I found this short essay by former Presbyterian in a search for authority in preaching: By What Authority Do You Preach?. Responses in terms of authority?


----------



## Contra_Mundum (Oct 3, 2006)

Actually, he claims (unless I missed something) to have been ordained a Congregationalist. And he admits that he was beginning from a position of autonomy, and not with any sense of searching for what faithful church he might be connected to and submissive to. So, he was in a mistake to begin with, In my humble opinion, and had nothing to fall back to when certain things he came to see as errors (right or wrong) convicted him.

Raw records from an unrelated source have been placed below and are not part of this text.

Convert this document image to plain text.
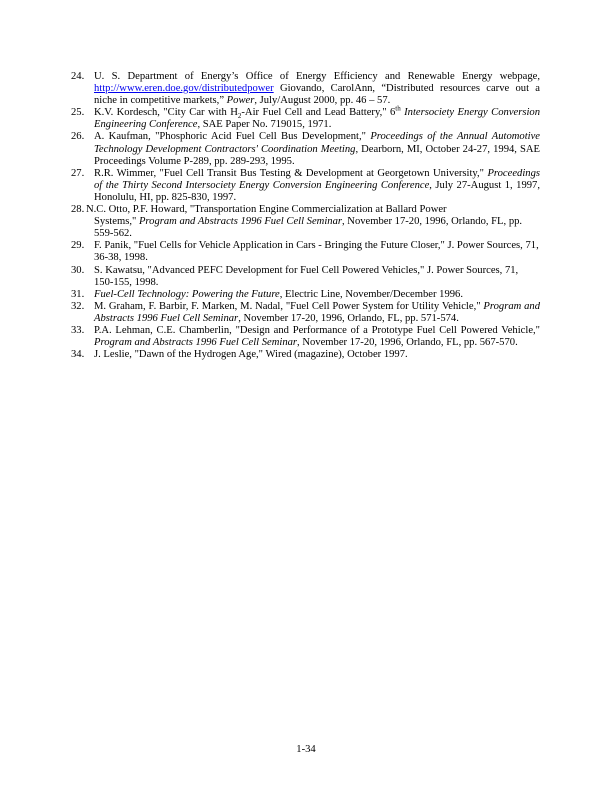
24. U. S. Department of Energy’s Office of Energy Efficiency and Renewable Energy webpage, http://www.eren.doe.gov/distributedpower Giovando, CarolAnn, “Distributed resources carve out a niche in competitive markets,” Power, July/August 2000, pp. 46 – 57.
25. K.V. Kordesch, "City Car with $H_2$-Air Fuel Cell and Lead Battery," 6th Intersociety Energy Conversion Engineering Conference, SAE Paper No. 719015, 1971.
26. A. Kaufman, "Phosphoric Acid Fuel Cell Bus Development," Proceedings of the Annual Automotive Technology Development Contractors' Coordination Meeting, Dearborn, MI, October 24-27, 1994, SAE Proceedings Volume P-289, pp. 289-293, 1995.
27. R.R. Wimmer, "Fuel Cell Transit Bus Testing & Development at Georgetown University," Proceedings of the Thirty Second Intersociety Energy Conversion Engineering Conference, July 27-August 1, 1997, Honolulu, HI, pp. 825-830, 1997.
28. N.C. Otto, P.F. Howard, "Transportation Engine Commercialization at Ballard Power
Systems," Program and Abstracts 1996 Fuel Cell Seminar, November 17-20, 1996, Orlando, FL, pp. 559-562.
29. F. Panik, "Fuel Cells for Vehicle Application in Cars - Bringing the Future Closer," J. Power Sources, 71, 36-38, 1998.
30. S. Kawatsu, "Advanced PEFC Development for Fuel Cell Powered Vehicles," J. Power Sources, 71, 150-155, 1998.
31. Fuel-Cell Technology: Powering the Future, Electric Line, November/December 1996.
32. M. Graham, F. Barbir, F. Marken, M. Nadal, "Fuel Cell Power System for Utility Vehicle," Program and Abstracts 1996 Fuel Cell Seminar, November 17-20, 1996, Orlando, FL, pp. 571-574.
33. P.A. Lehman, C.E. Chamberlin, "Design and Performance of a Prototype Fuel Cell Powered Vehicle," Program and Abstracts 1996 Fuel Cell Seminar, November 17-20, 1996, Orlando, FL, pp. 567-570.
34. J. Leslie, "Dawn of the Hydrogen Age," Wired (magazine), October 1997.
1-34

The point of seeking the meaning of the text from the text first of all, is because it is the duty of each man to listen to the Voice of his Good Shepherd. And the Man of God should have been well-prepared to do this task better than anyone else in a given church. The point of listening to commentators is that we are not suppposed to be doing our work in a vacuum, but acknowledging the "church-context" of our work. We are supposed to be checking with others "did you hear what I heard? OK. Now I feel a little safer preaching this." The fact that any number of preachers might be preaching contradictory things will not tell you that any one of them is right. And neither will an appeal to one single church body, even one with great antiquity. Rome's doctrines are a tissue of contradictions, even over her history. She affirms today what she denied yesterday. So she is unreliable.

To abandon one's duty to be an immediate hearer of Christ, and to adopt the view that one must do nothing, except parrot the doctrine "officially mediated" through the church organs, is to grant to men ultimate authority, which is Christ's alone. It is important to be aligned with the right church, or the best church, but not so that one will finally be positioned to receive the authoritative interpretation of Scripture. But rather, so that he will share in the Great Commission to preach the One Message with those who are likewise commissioned. The accrediting of the messenger is not a point of triviality.

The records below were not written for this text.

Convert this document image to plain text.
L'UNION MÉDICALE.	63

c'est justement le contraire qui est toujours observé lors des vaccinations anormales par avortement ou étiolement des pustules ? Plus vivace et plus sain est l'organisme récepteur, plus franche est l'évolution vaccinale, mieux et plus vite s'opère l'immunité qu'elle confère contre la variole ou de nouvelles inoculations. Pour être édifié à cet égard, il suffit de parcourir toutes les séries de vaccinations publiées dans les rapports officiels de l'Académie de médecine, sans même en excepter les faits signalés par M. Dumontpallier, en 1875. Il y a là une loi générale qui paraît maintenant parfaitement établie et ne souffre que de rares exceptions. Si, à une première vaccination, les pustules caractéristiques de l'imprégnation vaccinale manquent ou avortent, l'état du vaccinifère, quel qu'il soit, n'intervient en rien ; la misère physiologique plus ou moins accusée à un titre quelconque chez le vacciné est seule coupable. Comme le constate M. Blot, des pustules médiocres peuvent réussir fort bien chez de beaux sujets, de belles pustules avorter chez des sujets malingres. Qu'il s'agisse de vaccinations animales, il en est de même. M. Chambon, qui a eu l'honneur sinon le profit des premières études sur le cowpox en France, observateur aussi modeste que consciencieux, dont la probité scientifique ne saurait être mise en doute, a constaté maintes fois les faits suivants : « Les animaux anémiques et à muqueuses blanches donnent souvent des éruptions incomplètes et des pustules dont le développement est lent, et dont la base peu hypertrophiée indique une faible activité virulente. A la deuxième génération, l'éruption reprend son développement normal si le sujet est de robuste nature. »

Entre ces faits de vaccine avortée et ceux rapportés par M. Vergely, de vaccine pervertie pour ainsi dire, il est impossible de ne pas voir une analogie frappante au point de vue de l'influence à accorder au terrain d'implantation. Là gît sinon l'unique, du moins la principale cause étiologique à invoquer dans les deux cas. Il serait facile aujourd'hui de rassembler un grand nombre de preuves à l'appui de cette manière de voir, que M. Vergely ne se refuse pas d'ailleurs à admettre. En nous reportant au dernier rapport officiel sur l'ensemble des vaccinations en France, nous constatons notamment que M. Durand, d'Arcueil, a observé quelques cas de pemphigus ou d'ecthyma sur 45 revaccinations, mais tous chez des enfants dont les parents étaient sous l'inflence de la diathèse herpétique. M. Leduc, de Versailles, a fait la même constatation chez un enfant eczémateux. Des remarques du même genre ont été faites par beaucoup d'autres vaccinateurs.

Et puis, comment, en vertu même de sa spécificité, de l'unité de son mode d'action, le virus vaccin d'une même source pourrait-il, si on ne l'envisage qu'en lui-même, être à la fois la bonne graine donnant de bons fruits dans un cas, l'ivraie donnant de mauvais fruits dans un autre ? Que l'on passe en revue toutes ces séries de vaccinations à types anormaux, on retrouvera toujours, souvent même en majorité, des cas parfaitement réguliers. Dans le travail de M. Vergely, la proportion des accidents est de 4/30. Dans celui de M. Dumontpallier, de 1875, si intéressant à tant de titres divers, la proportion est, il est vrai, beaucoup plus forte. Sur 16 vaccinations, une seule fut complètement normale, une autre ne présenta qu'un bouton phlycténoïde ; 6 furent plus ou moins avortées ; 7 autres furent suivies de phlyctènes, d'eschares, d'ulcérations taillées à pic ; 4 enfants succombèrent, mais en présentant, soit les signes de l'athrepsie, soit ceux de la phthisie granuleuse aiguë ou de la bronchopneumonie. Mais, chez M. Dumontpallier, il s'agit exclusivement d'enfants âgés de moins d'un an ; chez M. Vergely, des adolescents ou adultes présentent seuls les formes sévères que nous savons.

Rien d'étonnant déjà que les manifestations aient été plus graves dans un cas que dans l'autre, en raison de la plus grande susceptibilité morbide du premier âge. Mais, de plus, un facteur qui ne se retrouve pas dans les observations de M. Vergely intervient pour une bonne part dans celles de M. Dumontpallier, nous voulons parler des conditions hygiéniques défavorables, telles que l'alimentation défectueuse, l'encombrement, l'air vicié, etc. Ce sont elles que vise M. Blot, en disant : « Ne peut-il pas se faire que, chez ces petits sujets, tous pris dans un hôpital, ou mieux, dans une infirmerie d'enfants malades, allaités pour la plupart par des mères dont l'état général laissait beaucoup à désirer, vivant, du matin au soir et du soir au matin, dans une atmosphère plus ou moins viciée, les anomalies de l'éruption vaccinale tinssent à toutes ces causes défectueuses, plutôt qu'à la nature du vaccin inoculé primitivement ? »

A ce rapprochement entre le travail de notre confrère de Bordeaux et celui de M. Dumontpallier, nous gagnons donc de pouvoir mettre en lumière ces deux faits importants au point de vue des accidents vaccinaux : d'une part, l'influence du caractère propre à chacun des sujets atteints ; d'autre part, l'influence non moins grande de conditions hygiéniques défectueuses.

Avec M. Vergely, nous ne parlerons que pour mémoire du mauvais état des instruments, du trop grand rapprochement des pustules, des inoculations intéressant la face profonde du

Apostolic succession, so far as it is defined by Rome and the EO, is a myth. It cannot be proved or demonstrated. It is a belief. And part of the myth itself is obscured by illegitimate popes, anti-popes, multiple popes. De Sale's efforts ultimately were a waste of time, not only because his arguments were specious, but because he did not win back many converts from Geneva. The Reformers had done their job well, and that city saw through the empty claims of the anti-Reformer. They had the ministry of the Word (and Sacrament). All he had was the ministry of the Sacraments (all 7) and vacuous platitudes that promised saftey for souls in the care of the priesthood.

The idea that the authority of the church is resident in the bishop (one man) and in all the bishops, like little lords over their respective domains, and down to appointed priests, is fictitious. Jesus is the only Head of the church. The imperial model of church government is an unbiblical importation. The authority of the Jesus is ministerially exercised in the church--whether that church is considered (on limited occasions) as all the people in the church, or the Session (Ruling _and_ teaching elders, ordinary exercise), or the church gathered as Presbytery or higher court (again, Rulers and Teachers). It is Jesus alone who exercises authority in the church, in and by his Word and Spirit, _and in no other way is authority exercised_.

The test for whether a church bears apostolic authority is tied inextricably to whether the church preaches the apostolic gospel. The reformers left Rome, or were expelled by Rome, because Rome was _and is_ *devoid* of the Christian gospel. So they have a _tradition_ of leadership-continuity (unproved and unprovable). So what, if they have not the gospel?

It is more than interesting that Paul warned the ROMAN CHURCH to be careful lest they be "broken off." That the Roman Church declares today such a thing not only didn't happen, but is impossible, tells the observer all he needs to know about her pretended claims to right by antiquity. (thank you, Doug Wilson, for that insight from almost a decade ago--credit where it is due)


----------



## Ivan (Oct 3, 2006)

> _Originally posted by KenPierce_
> Call me ! IN fact, his book Preaching and Preachers brings forth these ideas in far greater detail and eloquence than I can muster.



Best book on the subject of preaching ever!


----------



## MW (Oct 3, 2006)

I would be wary of a technical separation of teaching from preaching. 2 Tim. 4:2 places doctrine or teaching within the function of preaching. And, in relation to another thread, that is where it places exhortation also.


----------



## Scott (Oct 4, 2006)

Here is a good article by Joe Pipa in the Greenville Presbyterian Seminary site that expands on the thoughts Bruce outlined earlier: Preaching: The Major Medium.


Unfortunately the PDF link is down so we cannot get to the footnotes.

Scott


----------



## bookslover (Oct 11, 2006)

One thing that has always bugged me is when people refer to a sermon as a "message". "Great message today, pastor!"

A "message" can be anything from skywriting to scribbling some sweet young thing's phone number down on a wet cocktail napkin in a cheap bar - and everything in between.

But a "sermon" is a particular type of well-defined message. I like the term "sermon" and wish people would use it more than they do.

But, then, that's just me...


----------